M. Alain Claeys, Rapporteur. On peut se demander s’il ne serait pas envisageable de faire porter le rescrit sur les dépenses engagées.
M. Jean-Marc Fenet. Si l’on se met d’accord plus tard et en « topant » sur un montant, ce n’est plus un rescrit mais un agrément, comme il en existe beaucoup en droit fiscal. Cette possibilité n’est pas ouverte dans ce cas, car cela n’a pas été conçu pour cela au départ. Il faut rappeler la logique initiale du système, qui prévoyait que le crédit d’impôt recherche n’était remboursable que la quatrième année suivant l’année de la dépense. En outre, si j’ai rappelé pour mémoire la question de la mobilisation des créances, c’est pour souligner qu’elle se pose beaucoup moins aujourd’hui dans la mesure où le crédit d’impôt recherche est remboursable chaque année. Elle redeviendrait d’actualité si le Gouvernement décidait de ne pas proroger à l’avenir le dispositif d’annualisation du crédit d’impôt recherche qui n’a été prorogé que pour un an.
M. Jean-Pierre Gorges, Rapporteur. L’on peut se demander si le crédit d’impôt recherche ne serait pas un simple avantage fiscal quelque peu déguisé. Lors d’un contrôle fiscal, comment vos services peuvent-ils distinguer ce qui est de la recherche et ce qui n’en est pas ?

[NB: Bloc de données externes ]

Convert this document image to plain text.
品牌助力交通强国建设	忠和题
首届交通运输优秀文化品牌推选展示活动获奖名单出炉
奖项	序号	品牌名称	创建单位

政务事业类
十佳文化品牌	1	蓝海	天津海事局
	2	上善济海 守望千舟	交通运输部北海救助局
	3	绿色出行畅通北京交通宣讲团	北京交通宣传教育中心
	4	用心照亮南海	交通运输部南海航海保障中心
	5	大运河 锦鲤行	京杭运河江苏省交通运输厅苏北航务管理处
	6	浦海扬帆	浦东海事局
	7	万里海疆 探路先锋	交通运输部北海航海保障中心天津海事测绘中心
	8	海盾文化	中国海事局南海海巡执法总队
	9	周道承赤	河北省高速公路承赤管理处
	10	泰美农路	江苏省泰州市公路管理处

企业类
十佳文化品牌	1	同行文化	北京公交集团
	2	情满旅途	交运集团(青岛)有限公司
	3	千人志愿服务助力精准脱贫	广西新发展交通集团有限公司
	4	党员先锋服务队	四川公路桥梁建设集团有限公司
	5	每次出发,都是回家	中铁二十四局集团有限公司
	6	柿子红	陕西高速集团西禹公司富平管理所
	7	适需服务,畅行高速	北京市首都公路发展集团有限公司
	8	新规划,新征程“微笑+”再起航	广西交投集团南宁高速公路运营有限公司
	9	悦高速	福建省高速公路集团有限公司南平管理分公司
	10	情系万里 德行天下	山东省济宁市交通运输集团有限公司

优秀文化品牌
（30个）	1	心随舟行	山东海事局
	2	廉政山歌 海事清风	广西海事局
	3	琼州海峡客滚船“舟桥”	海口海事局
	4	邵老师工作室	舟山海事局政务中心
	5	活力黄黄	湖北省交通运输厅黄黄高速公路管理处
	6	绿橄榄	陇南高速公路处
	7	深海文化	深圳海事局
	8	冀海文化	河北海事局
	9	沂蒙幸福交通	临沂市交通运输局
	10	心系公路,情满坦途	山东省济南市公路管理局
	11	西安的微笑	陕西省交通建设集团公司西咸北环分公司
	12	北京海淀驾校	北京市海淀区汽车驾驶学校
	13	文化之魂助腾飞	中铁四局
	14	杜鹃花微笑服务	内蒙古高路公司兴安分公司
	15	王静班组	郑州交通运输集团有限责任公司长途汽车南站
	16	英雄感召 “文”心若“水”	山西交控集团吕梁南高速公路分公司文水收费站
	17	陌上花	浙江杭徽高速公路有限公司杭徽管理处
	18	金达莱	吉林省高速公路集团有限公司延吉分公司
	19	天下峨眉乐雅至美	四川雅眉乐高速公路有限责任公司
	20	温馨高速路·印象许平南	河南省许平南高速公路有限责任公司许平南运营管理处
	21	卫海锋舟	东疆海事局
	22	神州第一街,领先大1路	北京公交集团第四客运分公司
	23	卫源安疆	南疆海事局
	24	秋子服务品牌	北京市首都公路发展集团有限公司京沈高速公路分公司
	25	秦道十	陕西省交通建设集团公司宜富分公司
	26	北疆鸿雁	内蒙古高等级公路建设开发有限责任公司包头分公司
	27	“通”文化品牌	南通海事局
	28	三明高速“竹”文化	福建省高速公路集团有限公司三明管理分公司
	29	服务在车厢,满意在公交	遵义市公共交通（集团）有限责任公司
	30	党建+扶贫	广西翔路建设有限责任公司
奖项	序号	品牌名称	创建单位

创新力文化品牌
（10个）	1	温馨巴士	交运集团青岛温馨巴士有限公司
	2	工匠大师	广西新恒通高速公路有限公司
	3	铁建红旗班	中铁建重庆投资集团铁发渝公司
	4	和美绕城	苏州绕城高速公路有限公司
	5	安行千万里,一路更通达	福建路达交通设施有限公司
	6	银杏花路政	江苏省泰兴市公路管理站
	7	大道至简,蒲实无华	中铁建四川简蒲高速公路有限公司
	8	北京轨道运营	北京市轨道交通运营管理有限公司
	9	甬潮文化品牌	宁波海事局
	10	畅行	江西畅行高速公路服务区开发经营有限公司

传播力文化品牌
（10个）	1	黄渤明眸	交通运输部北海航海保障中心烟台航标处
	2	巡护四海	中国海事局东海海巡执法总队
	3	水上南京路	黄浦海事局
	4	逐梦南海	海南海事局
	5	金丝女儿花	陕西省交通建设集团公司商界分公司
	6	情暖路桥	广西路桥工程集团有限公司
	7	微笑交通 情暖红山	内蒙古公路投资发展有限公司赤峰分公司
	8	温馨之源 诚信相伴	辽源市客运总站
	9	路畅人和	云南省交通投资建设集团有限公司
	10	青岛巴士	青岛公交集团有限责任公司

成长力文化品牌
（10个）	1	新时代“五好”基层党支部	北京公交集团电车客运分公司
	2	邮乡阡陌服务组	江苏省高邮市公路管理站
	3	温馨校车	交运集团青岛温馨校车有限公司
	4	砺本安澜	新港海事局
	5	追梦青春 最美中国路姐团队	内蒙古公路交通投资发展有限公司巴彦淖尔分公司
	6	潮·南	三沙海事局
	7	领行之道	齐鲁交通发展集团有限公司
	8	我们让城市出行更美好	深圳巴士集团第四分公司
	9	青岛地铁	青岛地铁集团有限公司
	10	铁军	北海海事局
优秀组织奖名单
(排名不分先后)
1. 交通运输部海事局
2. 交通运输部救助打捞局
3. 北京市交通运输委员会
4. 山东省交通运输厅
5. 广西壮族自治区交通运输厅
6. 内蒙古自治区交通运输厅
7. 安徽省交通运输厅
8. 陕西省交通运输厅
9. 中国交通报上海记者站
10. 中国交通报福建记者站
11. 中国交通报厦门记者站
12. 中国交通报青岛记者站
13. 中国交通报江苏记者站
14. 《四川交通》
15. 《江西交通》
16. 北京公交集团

M. Jean-Marc Fenet. Nos vérificateurs n’entrent pas dans ces considérations, heureusement, et n’apprécient pas s’il y a effet d’aubaine ou non. Le rôle de la DGFIP est depuis 2008 de vérifier la conformité aux textes législatifs et réglementaires et donc l’éligibilité de la dépense au crédit d’impôt. Les débats sur les avantages acquis pour les grandes entreprises ou les PME existent, mais ce n’est pas notre rôle de prendre parti. C’est un dispositif très attractif, bâti aujourd’hui non plus sur des accroissements de dépense mais sur des valeurs absolues ; aussi n’est-il pas étonnant que beaucoup d’entreprises aient voulu en bénéficier. Nos vérificateurs ne regardent pas s’il y a effet d’aubaine et ne se donnent pas un rôle de justicier en matière fiscale.
M. Alain Claeys, Rapporteur. Les vérificateurs connaissent-ils des difficultés pour interpréter les textes ? Ceux-ci sont-ils suffisamment clairs ou faut-il leur apporter des clarifications ?
M. Jean-Marc Fenet. Le contrôle fiscal n’est jamais une partie de plaisir et il y a toujours des dossiers où on est à la limite et où la décision est difficile. Heureusement la procédure est contradictoire. Il est vrai que certaines entreprises critiquent le dispositif, car il est parfois difficile de tracer une frontière entre la recherche, l’innovation et le prototype : celle-ci ne pourra jamais être parfaitement distincte. La direction regrette seulement que les entreprises ne profitent pas suffisamment de l’offre de rescrit, qui est une qualité de service rendue aux entreprises : l’entreprise qui obtient un rescrit avant d’engager ses dépenses, après un échange avec Oséo, ou l’ANR et avec la DGFiP et suit l’avis qu’elle a reçu, bénéficie d’une réelle sécurité juridique. Nous faisons très fortement la promotion de ce rescrit comme pour les autres rescrits. De plus, considérant le travail des services, ce qui est fait en amont ne sera plus à faire en aval.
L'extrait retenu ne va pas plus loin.